We know Islam isn’t biblical, even though I heard a Muslim scholar explain on the radio coming home the other night that if Jesus and Mohammed were together in the same room, they would get along famously.  However, that is not the point of this post.  I had already been asking myself, but the attack in San Bernadino crystallized the question I posed in the title.

The first amendment reads:

Congress shall make no law respecting an establishment of religion, or prohibiting the free exercise thereof.

I direct your attention to one part, “prohibiting the free exercise thereof.”  Does this protect the free exercise of Islam in the United States?

What is “free exercise”?  I understand that the questioning of these two words might be thought to open the door against biblical Christianity as well.  My goal is not to redefine “free exercise,” but to understand what the founding fathers meant by it and whether it is compatible with Islam?  Not all religion is accepted as “free exercise” of religion.  A previous iteration of Mormonism that included polygamy was rejected by the United States.  Bob Jones University could not prohibit interracial dating for religious reasons without loss of its tax exempt status.  The religious leadership of Roman Catholicism does not have the freedom to practice child molestation.  The United States government would not allow the practice of the Branch Davidian cult in the famous Waco siege of its compound. The state of Texas imprisoned Joshua and Caleb Thompson for the physical beating of an eleven year boy attendee of their Sunday School.

What I’m saying is that the United States defines what “free exercise” is.  With that in mind, should the United States allow for Islam?  If you were a family member of someone murdered in San Bernadino, would you believe that Islam can coexist in the United States?  Are there a certain number of murders or attacks that we must absorb before we do something?  Would you be willing to have it be you or your loved one?

I see four categories of Muslims.  I can’t say that I know for sure what the percentages are, but I’m still going to give my opinion.  I believe there are three fairly equally sized groups, and then a fourth, which is the smallest.  The smallest of the three, I believe, are active terrorists.  The second biggest are those who support the terrorists either actively or passively, like those in Turkey, who booed the moment of silence at the soccer match.  The biggest group of the three are those who do nothing about the first two.  They are silent, but through their silence they accommodate and accept.  The fourth and smallest group represents those who oppose the first three in an active way.
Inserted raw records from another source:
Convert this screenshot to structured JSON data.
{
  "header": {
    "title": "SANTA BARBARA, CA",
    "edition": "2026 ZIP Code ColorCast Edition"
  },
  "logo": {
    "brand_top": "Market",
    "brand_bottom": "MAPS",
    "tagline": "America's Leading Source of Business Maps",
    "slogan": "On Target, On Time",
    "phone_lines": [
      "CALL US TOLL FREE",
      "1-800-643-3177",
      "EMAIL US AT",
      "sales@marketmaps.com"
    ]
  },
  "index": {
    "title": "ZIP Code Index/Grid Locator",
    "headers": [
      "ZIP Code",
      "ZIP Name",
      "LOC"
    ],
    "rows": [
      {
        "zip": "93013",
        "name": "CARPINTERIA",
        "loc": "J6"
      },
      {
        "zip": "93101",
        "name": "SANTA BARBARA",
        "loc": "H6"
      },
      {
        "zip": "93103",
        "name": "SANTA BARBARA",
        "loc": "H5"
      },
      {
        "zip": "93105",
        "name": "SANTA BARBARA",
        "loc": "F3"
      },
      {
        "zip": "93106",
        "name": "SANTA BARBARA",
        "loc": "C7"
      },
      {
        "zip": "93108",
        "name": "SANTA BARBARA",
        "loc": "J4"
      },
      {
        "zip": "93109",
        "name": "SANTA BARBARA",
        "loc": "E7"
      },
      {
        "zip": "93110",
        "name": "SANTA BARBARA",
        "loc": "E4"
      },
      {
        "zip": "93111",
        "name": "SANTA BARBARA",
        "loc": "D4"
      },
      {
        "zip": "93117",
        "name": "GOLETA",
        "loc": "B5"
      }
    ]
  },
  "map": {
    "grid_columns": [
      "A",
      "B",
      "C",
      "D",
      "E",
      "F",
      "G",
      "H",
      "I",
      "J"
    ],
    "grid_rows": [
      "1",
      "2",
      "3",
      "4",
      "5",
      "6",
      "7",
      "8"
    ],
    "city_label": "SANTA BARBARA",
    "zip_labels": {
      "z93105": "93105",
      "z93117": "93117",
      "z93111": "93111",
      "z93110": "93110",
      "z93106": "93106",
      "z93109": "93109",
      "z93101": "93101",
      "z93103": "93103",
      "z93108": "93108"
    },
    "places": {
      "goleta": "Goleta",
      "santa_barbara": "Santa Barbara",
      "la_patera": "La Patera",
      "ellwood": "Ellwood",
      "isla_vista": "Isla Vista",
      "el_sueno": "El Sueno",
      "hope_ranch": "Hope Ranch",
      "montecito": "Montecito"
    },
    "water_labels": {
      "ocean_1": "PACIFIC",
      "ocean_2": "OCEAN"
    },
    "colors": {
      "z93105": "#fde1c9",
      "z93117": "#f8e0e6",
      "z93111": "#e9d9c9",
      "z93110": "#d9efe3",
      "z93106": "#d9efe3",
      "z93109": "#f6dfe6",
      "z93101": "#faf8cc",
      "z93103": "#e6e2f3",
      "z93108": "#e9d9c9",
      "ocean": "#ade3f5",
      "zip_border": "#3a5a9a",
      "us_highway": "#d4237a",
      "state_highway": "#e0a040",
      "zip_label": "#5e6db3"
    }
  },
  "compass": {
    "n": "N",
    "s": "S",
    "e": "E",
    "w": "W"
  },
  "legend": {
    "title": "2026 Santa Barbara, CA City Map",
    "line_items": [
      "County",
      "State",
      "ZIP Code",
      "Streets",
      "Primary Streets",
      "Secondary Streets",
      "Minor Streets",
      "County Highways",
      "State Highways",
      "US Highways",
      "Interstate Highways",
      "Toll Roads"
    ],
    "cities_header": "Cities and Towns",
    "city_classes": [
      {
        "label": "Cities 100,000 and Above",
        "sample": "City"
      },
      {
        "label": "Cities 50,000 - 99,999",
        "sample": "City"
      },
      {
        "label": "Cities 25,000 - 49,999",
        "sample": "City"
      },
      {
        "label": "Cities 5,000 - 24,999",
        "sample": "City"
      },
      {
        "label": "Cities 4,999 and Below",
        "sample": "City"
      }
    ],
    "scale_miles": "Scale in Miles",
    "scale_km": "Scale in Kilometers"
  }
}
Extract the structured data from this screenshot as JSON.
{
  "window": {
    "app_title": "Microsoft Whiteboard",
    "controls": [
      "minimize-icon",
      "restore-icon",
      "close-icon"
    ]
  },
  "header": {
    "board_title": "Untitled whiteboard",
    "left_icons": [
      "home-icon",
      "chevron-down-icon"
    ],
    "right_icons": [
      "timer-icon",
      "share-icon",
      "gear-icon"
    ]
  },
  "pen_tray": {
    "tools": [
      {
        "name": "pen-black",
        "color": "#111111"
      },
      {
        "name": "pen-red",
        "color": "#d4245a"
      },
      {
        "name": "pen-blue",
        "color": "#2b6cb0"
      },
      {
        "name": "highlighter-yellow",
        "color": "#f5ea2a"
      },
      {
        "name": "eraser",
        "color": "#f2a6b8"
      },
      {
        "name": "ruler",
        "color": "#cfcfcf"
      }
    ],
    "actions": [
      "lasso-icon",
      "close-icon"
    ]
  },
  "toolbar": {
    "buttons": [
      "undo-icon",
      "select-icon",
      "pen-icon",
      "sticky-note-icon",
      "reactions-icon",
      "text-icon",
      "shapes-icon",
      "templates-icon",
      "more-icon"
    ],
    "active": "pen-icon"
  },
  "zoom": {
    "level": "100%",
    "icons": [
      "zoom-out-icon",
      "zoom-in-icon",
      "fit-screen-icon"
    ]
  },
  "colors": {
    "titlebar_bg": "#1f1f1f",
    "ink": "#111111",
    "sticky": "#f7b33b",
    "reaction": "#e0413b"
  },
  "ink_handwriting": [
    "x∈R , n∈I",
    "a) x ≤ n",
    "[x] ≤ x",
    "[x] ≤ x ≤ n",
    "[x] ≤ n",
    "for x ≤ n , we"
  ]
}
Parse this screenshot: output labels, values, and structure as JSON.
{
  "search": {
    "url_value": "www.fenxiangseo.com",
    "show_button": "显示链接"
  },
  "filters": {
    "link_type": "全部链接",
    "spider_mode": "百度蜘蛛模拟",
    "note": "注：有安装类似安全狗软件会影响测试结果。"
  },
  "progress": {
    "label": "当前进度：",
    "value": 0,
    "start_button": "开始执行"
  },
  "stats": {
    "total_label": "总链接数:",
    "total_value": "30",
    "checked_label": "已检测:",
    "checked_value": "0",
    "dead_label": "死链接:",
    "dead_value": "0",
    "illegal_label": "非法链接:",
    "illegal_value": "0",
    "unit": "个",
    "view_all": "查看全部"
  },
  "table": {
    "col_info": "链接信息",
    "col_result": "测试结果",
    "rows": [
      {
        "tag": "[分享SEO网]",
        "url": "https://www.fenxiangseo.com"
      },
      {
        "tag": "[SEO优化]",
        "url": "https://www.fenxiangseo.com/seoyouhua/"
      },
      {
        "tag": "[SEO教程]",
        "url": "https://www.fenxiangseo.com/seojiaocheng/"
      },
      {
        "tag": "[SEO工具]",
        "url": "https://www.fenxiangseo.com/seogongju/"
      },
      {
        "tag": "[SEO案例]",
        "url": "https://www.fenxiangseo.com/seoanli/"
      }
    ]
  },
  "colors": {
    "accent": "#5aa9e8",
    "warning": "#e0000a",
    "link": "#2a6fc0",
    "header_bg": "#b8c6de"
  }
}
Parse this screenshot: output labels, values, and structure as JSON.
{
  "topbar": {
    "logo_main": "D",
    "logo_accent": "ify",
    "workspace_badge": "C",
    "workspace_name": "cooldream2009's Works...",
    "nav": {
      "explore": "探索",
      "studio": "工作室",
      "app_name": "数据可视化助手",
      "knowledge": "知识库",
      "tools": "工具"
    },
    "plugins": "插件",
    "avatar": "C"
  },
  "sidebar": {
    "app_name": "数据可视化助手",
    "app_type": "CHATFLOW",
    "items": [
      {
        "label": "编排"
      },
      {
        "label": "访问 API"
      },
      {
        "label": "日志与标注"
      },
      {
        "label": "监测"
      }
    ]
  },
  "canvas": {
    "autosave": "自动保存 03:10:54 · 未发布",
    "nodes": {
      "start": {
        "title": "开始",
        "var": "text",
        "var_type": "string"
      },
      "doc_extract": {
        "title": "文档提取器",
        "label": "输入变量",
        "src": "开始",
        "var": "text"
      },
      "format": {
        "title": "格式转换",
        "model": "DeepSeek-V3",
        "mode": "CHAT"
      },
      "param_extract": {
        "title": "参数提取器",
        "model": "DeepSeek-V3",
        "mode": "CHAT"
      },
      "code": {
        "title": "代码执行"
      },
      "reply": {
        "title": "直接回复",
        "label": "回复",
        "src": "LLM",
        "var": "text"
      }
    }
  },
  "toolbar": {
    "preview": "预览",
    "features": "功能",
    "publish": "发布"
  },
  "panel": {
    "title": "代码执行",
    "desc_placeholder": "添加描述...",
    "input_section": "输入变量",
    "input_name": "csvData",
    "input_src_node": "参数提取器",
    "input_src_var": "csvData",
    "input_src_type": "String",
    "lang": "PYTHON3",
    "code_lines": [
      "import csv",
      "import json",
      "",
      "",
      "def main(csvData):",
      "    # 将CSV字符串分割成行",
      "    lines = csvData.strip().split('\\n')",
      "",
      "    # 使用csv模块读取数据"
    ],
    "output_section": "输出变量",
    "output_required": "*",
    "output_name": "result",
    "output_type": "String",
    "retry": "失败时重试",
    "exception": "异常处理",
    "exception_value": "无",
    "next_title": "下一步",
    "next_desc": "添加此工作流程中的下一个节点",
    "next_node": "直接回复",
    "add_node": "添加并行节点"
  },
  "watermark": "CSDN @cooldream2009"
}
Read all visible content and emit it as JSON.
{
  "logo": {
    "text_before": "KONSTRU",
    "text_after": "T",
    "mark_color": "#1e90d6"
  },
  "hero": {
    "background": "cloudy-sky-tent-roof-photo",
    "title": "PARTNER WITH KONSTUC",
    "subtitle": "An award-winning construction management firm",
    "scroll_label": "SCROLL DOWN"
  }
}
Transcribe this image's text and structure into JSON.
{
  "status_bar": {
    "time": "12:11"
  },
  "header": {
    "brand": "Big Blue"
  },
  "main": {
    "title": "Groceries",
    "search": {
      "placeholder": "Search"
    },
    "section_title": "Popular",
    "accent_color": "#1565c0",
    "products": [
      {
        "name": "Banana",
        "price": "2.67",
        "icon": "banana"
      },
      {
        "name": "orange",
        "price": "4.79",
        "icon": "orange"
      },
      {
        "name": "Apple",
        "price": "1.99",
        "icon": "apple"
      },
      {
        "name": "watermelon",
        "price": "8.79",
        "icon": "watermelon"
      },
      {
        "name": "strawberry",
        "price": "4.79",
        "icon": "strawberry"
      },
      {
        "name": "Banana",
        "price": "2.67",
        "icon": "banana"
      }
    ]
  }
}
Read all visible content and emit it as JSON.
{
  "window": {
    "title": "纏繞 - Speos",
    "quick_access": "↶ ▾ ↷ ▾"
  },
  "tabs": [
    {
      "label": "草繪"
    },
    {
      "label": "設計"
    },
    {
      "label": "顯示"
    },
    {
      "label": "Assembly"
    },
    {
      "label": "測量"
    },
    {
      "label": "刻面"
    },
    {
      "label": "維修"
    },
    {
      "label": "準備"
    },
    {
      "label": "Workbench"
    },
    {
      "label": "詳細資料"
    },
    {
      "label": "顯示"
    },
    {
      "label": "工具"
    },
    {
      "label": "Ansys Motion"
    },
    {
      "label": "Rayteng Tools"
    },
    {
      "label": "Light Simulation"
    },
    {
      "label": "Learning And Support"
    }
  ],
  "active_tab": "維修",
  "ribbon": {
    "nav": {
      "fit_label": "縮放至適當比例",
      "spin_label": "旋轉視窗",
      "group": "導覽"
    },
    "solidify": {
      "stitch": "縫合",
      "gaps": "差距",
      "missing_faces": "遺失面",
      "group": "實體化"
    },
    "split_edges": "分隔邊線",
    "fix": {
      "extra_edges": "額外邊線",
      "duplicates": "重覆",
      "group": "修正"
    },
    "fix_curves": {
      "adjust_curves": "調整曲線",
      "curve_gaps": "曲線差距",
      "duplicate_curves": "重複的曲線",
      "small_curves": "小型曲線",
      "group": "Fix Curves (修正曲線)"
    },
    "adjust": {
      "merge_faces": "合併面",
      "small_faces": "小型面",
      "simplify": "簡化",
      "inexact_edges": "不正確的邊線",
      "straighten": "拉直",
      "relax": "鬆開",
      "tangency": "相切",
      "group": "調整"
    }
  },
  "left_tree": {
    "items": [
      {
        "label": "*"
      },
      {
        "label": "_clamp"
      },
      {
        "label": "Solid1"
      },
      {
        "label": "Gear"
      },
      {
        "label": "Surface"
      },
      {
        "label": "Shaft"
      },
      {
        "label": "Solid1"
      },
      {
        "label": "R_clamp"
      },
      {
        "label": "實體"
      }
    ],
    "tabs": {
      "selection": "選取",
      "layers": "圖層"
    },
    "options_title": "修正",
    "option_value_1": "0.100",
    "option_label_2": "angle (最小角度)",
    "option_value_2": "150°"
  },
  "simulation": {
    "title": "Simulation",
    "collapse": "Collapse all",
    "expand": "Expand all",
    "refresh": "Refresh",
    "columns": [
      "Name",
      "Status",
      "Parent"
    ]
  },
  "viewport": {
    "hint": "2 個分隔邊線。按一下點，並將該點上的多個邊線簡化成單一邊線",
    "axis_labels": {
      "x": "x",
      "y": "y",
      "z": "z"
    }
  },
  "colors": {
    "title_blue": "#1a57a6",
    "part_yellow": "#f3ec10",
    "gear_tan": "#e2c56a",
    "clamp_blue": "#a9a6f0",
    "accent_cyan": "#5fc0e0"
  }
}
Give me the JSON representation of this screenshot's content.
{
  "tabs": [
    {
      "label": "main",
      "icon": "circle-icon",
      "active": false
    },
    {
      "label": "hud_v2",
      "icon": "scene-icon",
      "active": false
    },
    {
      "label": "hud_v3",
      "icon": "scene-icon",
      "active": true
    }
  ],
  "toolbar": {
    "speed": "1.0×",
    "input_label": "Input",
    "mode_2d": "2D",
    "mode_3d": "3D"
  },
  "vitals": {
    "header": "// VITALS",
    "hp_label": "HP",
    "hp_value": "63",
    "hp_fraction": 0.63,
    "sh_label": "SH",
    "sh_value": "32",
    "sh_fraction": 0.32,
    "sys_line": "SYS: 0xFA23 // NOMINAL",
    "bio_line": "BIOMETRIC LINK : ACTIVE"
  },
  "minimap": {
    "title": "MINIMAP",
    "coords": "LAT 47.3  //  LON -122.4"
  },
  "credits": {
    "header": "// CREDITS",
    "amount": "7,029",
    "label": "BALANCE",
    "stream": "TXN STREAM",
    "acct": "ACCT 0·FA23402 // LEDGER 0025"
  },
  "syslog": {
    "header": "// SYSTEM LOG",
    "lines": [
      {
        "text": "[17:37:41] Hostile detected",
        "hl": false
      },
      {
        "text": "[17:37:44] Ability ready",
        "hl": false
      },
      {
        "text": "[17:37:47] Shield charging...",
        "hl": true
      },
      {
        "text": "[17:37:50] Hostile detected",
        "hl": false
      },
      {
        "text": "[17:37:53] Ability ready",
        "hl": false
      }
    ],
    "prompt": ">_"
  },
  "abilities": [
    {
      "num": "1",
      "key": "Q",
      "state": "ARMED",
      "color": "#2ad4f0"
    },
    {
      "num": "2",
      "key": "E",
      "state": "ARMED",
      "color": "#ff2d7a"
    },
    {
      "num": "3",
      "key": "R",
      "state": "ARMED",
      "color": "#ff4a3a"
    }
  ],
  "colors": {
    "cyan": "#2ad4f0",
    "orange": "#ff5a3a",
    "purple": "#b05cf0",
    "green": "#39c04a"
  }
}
What I’m saying is that the United States cannot trust Islam to assimilate into an American way of life.  Not every Muslim is an enemy of the United States, but Islam in general is an enemy of the United States.  I’m sure there are professing Muslims who can live here peacefully, generations of them, who have been here for a long time.  Many of them live here and countries like the United States because they are in the minority.  History shows us that when Islam nears something of a large minority of a nation, the Muslims start reeking havoc on a country until they have their way.  Once they have their way and all the other religions are subdued and without full freedom, they are a peaceful people.  This is how I see it, and I wish I was wrong, but I don’t think so.  There are not enough Muslims to step up and stop their terrorist category from doing what they do.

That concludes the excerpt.